Clustering algorithms
Clustering is a form of unsupervised learning, where labels are inferred from similarities in the data.
K means
K-means is an iterative clustering algorithm that classifies unlabeled into K different classes by finding K mean values best representing the given dataset. Let $K$ be the number of clusters $i ∈ {1, 2, 3, . . . K}, i$ represent each individual cluster and the mean value assigned to it, and $D$ represent the dataset to perform the K-means clustering on:
- Initiate the algorithm by selecting $K$ random values from the dataset, this will be the initial values $k_i$ for each cluster $i$.

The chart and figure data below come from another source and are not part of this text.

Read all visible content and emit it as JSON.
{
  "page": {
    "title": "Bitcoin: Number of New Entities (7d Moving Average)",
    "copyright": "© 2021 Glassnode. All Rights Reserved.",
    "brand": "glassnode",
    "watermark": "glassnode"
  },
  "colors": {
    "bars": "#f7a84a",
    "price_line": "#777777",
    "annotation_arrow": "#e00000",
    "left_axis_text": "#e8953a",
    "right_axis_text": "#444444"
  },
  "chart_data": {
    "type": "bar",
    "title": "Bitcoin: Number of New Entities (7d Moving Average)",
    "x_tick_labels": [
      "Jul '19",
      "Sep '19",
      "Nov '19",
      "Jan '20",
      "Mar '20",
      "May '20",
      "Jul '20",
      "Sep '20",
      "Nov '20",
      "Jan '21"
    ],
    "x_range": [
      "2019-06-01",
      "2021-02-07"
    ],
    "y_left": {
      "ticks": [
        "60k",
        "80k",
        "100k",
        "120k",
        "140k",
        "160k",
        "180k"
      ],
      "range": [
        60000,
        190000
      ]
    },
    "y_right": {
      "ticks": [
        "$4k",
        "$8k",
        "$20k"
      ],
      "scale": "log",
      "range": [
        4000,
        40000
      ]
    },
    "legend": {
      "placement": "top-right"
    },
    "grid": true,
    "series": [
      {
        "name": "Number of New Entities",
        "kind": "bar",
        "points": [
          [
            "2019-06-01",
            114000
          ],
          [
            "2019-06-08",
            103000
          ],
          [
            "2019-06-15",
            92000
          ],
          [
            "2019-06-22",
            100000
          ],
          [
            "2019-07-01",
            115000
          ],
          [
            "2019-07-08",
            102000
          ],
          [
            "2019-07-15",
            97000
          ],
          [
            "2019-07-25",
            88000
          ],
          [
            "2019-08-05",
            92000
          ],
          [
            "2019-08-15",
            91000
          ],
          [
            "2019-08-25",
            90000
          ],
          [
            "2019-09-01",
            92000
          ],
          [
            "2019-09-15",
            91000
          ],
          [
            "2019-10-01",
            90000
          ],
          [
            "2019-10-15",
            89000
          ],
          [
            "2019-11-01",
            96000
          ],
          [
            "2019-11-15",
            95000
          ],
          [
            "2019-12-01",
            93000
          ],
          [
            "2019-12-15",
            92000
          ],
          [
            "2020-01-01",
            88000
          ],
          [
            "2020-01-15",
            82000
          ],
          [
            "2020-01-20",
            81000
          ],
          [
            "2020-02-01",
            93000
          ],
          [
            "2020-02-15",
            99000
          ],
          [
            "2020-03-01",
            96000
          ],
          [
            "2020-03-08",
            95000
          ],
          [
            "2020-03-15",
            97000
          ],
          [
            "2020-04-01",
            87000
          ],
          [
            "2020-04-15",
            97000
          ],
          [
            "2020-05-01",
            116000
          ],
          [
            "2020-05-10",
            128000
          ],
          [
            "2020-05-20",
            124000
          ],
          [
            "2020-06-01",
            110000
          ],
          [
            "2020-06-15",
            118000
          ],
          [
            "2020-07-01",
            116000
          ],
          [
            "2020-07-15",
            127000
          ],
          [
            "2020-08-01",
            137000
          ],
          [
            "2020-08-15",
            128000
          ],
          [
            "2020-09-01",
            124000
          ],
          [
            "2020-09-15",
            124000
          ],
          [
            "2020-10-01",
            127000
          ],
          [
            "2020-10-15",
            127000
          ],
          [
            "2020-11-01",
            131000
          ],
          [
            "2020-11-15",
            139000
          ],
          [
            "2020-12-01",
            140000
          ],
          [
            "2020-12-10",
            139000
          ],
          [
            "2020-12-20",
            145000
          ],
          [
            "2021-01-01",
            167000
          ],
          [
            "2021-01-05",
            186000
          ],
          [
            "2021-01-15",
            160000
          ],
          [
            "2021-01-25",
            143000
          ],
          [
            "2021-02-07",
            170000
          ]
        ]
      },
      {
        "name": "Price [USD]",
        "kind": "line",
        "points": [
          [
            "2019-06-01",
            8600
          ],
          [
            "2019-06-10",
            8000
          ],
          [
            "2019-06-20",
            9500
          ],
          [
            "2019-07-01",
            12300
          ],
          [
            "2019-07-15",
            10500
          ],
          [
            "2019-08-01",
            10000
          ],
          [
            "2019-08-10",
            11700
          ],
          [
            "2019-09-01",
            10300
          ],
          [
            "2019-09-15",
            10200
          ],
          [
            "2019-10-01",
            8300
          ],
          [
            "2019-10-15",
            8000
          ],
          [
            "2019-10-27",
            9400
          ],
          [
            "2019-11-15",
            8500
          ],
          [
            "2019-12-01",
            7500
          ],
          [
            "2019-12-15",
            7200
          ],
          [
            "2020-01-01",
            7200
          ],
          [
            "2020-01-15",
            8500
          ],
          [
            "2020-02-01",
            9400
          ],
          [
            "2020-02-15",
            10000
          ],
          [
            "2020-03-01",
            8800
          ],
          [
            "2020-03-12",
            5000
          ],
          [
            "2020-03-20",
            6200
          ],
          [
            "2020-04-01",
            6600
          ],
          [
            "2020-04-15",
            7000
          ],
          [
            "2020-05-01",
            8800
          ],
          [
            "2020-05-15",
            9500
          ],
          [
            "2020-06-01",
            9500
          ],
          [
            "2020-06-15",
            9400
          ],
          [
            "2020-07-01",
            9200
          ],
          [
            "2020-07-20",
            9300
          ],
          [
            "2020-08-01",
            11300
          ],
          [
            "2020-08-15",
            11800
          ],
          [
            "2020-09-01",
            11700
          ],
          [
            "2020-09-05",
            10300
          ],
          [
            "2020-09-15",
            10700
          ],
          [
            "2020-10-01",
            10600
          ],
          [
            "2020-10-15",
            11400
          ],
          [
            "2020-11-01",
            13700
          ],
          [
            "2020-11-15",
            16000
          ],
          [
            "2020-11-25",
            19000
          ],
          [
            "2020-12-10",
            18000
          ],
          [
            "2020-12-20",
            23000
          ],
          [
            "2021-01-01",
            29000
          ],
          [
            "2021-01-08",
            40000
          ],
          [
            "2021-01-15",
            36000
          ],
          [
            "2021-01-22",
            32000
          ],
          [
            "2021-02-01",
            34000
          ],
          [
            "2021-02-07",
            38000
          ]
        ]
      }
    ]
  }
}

- Assign each value $v ∈ D$ from the dataset to cluster $i$ where the distance $|v − k_i|$ is minimized.
- Calculate the cluster mean $k_i$ as the mean value of the data assigned to each cluster.
- repeat step 2, 3 until a condition is met, commonly this can be that no value $v ∈ D$ changes it‘s associated cluster, a certain number of iterations, or that a cost function has been minimized.

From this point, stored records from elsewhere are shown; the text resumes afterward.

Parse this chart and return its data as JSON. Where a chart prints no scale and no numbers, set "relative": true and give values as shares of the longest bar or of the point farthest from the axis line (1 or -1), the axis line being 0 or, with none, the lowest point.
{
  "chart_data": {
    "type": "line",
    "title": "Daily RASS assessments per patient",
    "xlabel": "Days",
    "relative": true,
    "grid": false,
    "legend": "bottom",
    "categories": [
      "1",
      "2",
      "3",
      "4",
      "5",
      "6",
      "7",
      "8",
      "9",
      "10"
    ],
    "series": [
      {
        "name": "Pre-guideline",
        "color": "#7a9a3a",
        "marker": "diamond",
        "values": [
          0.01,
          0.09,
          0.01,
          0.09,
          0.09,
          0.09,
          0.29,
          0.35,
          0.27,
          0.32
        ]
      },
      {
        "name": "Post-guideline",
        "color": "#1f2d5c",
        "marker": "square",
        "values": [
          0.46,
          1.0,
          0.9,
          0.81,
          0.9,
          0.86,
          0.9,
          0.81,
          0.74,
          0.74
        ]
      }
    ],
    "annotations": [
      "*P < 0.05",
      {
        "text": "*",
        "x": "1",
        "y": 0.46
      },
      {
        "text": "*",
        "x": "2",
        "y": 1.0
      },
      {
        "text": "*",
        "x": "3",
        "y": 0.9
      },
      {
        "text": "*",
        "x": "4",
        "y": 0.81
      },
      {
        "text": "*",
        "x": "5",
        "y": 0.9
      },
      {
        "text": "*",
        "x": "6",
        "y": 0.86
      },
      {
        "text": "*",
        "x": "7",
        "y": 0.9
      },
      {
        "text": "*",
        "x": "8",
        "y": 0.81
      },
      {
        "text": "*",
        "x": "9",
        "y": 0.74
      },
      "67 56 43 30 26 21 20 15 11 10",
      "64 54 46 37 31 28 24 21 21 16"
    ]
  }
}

- Post convergence replace the value of each point to the value of it‘s associated cluster
Spectral clustering
The spectral clustering algorithm uses a similarity measure (similarity matrix $S$) such as k-nn, or Gaussian similarity. By building the laplacian matrix defined as: $$L = S - D$$ Where $L$ is the graph laplacian, $S$ is the similarity matrix of choice, and $D$ is a diagonal matrix where each diagonal $D_{ii}$ corresponds to the sum $\sum_{j=0}^n S_{ij}$. zero eigenvalues corresponds to the number of connected components (clusters disconected from each other will give several zero eigenvalues). So eigenvalues close to zero then indicates that some components has a weak conection to another component. Each column $j$ of the laplacian matrix is the eigenvector corresponding to the $j$-th eigenvalue of the laplacian. By sampling the $K$ eigenvectors with close to zero eigenvalues it will create a domain with higher seperability between the $K$ clusters. The labels can be extracted by performing K-means clustering in the new domain.